I found this very intriguing description of yesterday's NYSE malfunction and how it was due to incorrect operation of the Stock Exchange's Disaster Recovery system:
After the 9/11 disaster, the NYSE was obligated to maintain a primary trading site (at the NYSE) and a back-up site (which is in Chicago).
On Monday evening, routine maintenance was being performed on the software for the Chicago back-up site.
On Tuesday morning, the back-up system (Chicago) was mistakenly still running when the primary system (NYSE) came online.

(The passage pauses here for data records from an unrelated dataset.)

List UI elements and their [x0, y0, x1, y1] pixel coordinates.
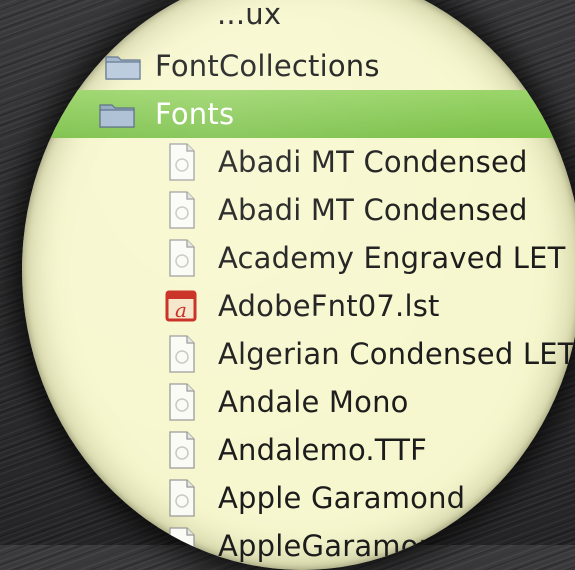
- folder-label: FontCollections: [155, 49, 380, 83]
- file-row[interactable]: a AdobeFnt07.lst: [22, 282, 575, 330]
- file-label: Abadi MT Condensed: [218, 145, 528, 179]
- file-label: Apple Garamond: [218, 481, 466, 515]
- file-label: Algerian Condensed LET: [218, 337, 575, 371]
- file-row[interactable]: Abadi MT Condensed: [22, 138, 575, 186]
- folder-row-fonts-selected[interactable]: Fonts: [22, 90, 575, 138]
- list-item-partial[interactable]: ...ux: [22, 0, 575, 38]
- svg-text:a: a: [175, 298, 187, 322]
- file-row[interactable]: AppleGaramond: [22, 522, 575, 570]
- file-row[interactable]: Academy Engraved LET: [22, 234, 575, 282]
- acrobat-document-icon: a: [165, 290, 197, 322]
- generic-document-icon: [169, 431, 195, 469]
- file-label: Academy Engraved LET: [218, 241, 566, 275]
- generic-document-icon: [169, 143, 195, 181]
- file-row[interactable]: Apple Garamond: [22, 474, 575, 522]
- file-label: AdobeFnt07.lst: [218, 289, 440, 323]
- file-label: Andalemo.TTF: [218, 433, 427, 467]
- folder-label: Fonts: [155, 97, 235, 131]
- generic-document-icon: [169, 527, 195, 565]
- magnifier-lens: ...ux FontCollections Fonts Abadi MT Con…: [22, 0, 575, 570]
- generic-document-icon: [169, 239, 195, 277]
- file-row[interactable]: Andalemo.TTF: [22, 426, 575, 474]
- generic-document-icon: [169, 191, 195, 229]
- file-row[interactable]: Andale Mono: [22, 378, 575, 426]
- generic-document-icon: [169, 335, 195, 373]
- file-label: Andale Mono: [218, 385, 409, 419]
- generic-document-icon: [169, 383, 195, 421]
- file-label: Abadi MT Condensed: [218, 193, 528, 227]
- file-label: AppleGaramond: [218, 529, 456, 563]
- file-row[interactable]: Abadi MT Condensed: [22, 186, 575, 234]
- folder-icon: [105, 56, 141, 80]
- generic-document-icon: [169, 479, 195, 517]
- file-row[interactable]: Algerian Condensed LET: [22, 330, 575, 378]
- list-item-label: ...ux: [217, 0, 282, 31]
- folder-icon: [99, 104, 135, 128]
- folder-row-fontcollections[interactable]: FontCollections: [22, 42, 575, 90]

Because the back-up was still running, when the primary site started up some stocks behaved as if trading had already started.
This is very very tricky stuff. Disaster Recovery mechanisms in software systems are extremely hard to test, because in practice disasters are quite rare, and you can't really just make a (real) disaster happen in order to test your software.
So what people do, in general, is to pretend that a disaster has happened, and practice switching over to their secondary site, verify that everything in fact switched over properly, and then switch back.
On my team, these are called "site switch exercises", and we do them a lot, because we need the practice.
But just doing one of these exercises can in fact cause a problem, as we see with the unfortunate incident at the NYSE.
It's a really hard problem: you don't want to say "don't run any tests", because then how do you know that your Disaster Recovery system would actually survive a disaster?
But then your test actually causes a disaster, and you feel bad.